Die politische Voraussetzung für den Rosa Winkel der Nazis war der Bruch mit dem libertären Geist der Zwanzigerjahre. Die Nazis überließen aber in diesem Falle der Linken die Rolle der homophoben Avantgarde, die das "reine" Deutschland vor den "perversen" Nazis retten wollte. Damals kritisierte der Westemigrant Klaus Mann die homophobe Diffamierungskampagne der Weimarer Linken gegen den nationalsozialistischen Terroristenführer Ernst Röhm, weil sie einem gefährlichen antiemanzipatorischen Rollback den Weg bereiten könnte. Vergeblich. Heute wendet sich die Linke zwar gegen katholische homophobe Obermullahs wie Kurt Krenn, alliiert sich aber mit dem Islamismus, der in seiner vorherrschenden saudisch-wahabitischen Variante die Homosexualität ihrer theokratisch feststehenden Nichtexistenz durch Steinigung zuführen will. Die Friedensfreundinnen und -freunde unter der "Pace"-Fahne schweigen peinlich berührt dazu, dass Schwule in den islamistischen Diktaturen mit der Rechtfertigung verfolgt werden, dass sie mit dem Feind kollaborierten, weil sie seine wesensfremde westliche Lebensweise übernähmen und Produkte eines perfiden Kulturimperialismus seien. Es war kein Zufall, dass sich das Stonewall Inn 1969 in New York City, USA, befand; es ist kein Zufall, dass die Lesben- und Schwulenbewegung der Vereinigten Staaten die selbstbewussteste community auf diesem Planeten darstellt.
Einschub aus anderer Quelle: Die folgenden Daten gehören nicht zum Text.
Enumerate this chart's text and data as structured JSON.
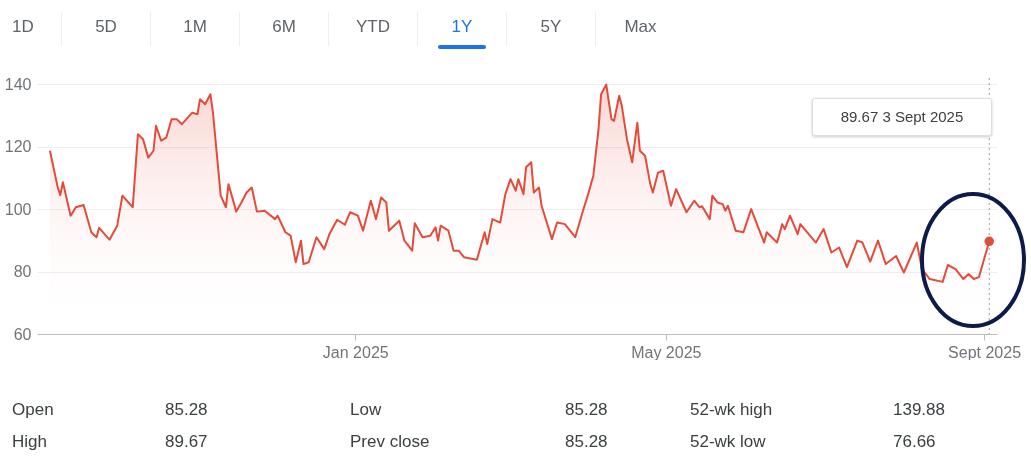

Die "Pace"-Fahne ist ganz und gar kein Zeichen der Liberalisierung des Stellvertreters Gottes auf Erden und seiner linken wie faschistischen Bündnispartner, sondern der Versuch, auch noch den Regenbogen zu einer Verpackung zu machen, in der uns die Homophobie entgegentritt, die dem politischen Gottesgnadentum - ob islamisch oder christlich - notwendigerweise zu eigen ist. Deren Ausprägung in den palästinensischen Autonomiegebieten bedeutet für Schwule dort nicht nur Morddrohungen durch ihre Familien, sondern auch körperliche Übergriffe durch Vertreter der Autonomiebehörde. So setzt die Polizei in Flüchtlingslagern Spitzel ein, die sich als Schwule tarnen, um ihre Sexpartner dann ebenso als verdeckte Sex-Ermittler anzuwerben - anderenfalls drohen Haftstrafen, Vergewaltigung durch Polizeibeamte, Folter.
Dazu gehört während des Verhörs ausgezogen zu werden, bis zum Hals in Abwässern stehen zu müssen, den Kopf bedeckt mit einem Sack voll Fäkalien, und dann in eine dunkle Zelle geworfen zu werden, die mit Insekten und anderen Lebewesen verseucht ist, das Verhungern und Verdursten Lassen, Schneiden mit Glasscherben, Toilettenreiniger in die Wunden zu gießen. Auf Anfragen zu diesem Thema teilten offizielle Stellen in der Palästinensischen Autonomiebehörde mit, man habe kein Problem mit diesem Thema, da "es keine Homosexuellen gibt, die in den Autonomiegebieten leben", so Freikh Abu Meday, ehemaliger Justizminister der Palästinensischen Autonomiebehörde. Die Schikanierung von Schwulen ist aber nicht die Tat einzelner Schwulenfeinde in den Institutionen der PNA, sie ist praktisch offizielle palästinensische Politik. "Die Verfolgung von Schwulen unter der palästinensischen Autonomiebehörde kommt nicht nur von den Familien oder den islamischen Gruppen, sondern von der Autonomiebehörde selbst", sagt Shaul Ganon von Agudah, einem Verband von Schwulen, Lesben, Bisexuellen und Transgenders in Israel.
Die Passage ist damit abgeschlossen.